The study analyzed electronic health record data from routine pediatric visits between 2016 and 2023. Cannabis use preceded psychiatric diagnoses by an average of 1.7 to 2.3 years. The study’s longitudinal design strengthens evidence that adolescent cannabis exposure is a potential risk factor for developing mental illness.
Unlike many prior studies, the research examined any self-reported past-year cannabis use, with universal screening of teens during standard pediatric care, rather than focusing only on heavy use or cannabis use disorder.
The study also found that cannabis use was more common among adolescents enrolled in Medicaid and those living in more socioeconomically deprived neighborhoods, raising concerns that expanding cannabis commercialization could exacerbate existing mental health disparities.

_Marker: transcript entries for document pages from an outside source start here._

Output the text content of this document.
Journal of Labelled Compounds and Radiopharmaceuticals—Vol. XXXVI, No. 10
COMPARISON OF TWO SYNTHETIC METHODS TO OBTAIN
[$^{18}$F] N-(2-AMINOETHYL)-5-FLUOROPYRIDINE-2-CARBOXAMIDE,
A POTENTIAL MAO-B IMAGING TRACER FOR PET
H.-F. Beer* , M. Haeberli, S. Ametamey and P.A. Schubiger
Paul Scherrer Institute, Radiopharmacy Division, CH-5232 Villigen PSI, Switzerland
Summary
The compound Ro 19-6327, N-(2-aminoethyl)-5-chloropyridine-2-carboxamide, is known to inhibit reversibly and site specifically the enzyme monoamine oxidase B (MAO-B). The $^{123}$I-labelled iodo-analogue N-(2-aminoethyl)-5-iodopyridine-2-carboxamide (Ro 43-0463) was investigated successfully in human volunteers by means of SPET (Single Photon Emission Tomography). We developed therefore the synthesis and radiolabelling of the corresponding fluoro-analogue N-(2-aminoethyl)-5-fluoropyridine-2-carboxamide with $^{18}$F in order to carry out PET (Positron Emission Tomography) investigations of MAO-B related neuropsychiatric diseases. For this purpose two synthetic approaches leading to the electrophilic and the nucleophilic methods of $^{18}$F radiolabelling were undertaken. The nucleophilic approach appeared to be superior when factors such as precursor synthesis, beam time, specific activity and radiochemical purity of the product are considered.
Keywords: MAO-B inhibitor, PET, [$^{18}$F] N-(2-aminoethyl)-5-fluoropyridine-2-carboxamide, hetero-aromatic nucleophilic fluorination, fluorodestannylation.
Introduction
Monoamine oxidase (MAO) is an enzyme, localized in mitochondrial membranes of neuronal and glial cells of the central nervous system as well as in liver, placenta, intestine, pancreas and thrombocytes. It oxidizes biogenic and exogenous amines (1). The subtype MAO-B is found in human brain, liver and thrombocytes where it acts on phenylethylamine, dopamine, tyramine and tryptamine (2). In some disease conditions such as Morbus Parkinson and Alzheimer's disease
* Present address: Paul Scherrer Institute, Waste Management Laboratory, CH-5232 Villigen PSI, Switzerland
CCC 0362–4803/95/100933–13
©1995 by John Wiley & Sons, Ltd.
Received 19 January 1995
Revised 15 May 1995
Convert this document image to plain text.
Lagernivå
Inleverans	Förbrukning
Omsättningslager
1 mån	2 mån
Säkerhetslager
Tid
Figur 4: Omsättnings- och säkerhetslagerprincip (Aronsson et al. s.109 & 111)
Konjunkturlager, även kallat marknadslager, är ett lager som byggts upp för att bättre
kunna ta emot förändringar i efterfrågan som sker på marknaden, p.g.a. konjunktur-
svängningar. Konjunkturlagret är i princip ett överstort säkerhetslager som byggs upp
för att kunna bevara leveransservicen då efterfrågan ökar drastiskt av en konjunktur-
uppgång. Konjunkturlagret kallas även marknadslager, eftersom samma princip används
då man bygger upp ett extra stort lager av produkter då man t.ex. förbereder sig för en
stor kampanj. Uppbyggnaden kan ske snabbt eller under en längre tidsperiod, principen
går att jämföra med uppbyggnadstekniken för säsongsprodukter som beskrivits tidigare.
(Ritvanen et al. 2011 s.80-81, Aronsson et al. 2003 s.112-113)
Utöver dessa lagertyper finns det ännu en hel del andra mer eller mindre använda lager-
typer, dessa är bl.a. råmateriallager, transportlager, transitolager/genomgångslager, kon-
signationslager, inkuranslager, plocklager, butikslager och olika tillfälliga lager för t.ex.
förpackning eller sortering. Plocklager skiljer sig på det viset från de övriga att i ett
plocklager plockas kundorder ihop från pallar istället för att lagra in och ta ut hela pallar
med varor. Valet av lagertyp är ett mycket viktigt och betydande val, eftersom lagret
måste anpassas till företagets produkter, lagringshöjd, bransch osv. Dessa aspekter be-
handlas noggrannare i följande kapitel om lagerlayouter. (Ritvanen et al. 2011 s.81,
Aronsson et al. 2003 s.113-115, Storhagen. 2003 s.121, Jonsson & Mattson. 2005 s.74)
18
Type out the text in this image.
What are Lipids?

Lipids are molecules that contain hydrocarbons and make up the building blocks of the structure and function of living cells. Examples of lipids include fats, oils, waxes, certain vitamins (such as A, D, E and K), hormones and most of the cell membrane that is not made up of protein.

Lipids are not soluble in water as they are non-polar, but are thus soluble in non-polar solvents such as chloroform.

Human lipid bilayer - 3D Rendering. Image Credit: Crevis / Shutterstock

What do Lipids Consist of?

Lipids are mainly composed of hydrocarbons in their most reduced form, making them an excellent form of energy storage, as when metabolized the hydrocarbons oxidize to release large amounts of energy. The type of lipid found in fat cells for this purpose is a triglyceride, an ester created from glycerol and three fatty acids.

Yes yes, ofc they “controlled for”. It’s always the same argument with these studies. And you know it isn’t remotely enough so you appeal to authority by saying “reputable universities and institutions”, as if there hasn’t been literally hundreds of billions put into anti-cannabis research and there’s still only massively vague correlations instead of being able to show a single causation. Unlike with alcohol, which you can clearly demonstrate a sudden onset psychosis from pretty much anyone as long as you’re giving them something above say 8% ABV for a few hours on an empty stomach.
Yet you’ll also be able to find millions of people smoking weed daily without issues. You can’t say that for alcohol. Yet the implication is still one of “we can’t legalise more drugs” as if legalising made people less aware of the risks and less likely to abuse those substances, when we *know" it doesn’t. It actually does the opposite. Prohibition increases abuse and associated risks.
But hey, let’s spend another day arguing about how theres definitely a “link” between cannabis use and mental health disorders, even though not a single person can say what the link is how it forms or why.
Last time I did it I ended up having to read and Google all sorts of “reputable institutions” and once I did find the material, turns out even though they claimed to have controlled for all of those aspects, every single cannabis user was from a lower socioeconomic group than the control groups, which were in areas which were distinctly higher in average socioeconomic class. Then they just claimed that they had “controlled”. They clearly hadn’t. They had done the exact opposite.
Edit and just to make it clear, ofc any substance use has risks. Caffeine moreso than cannabis, for real.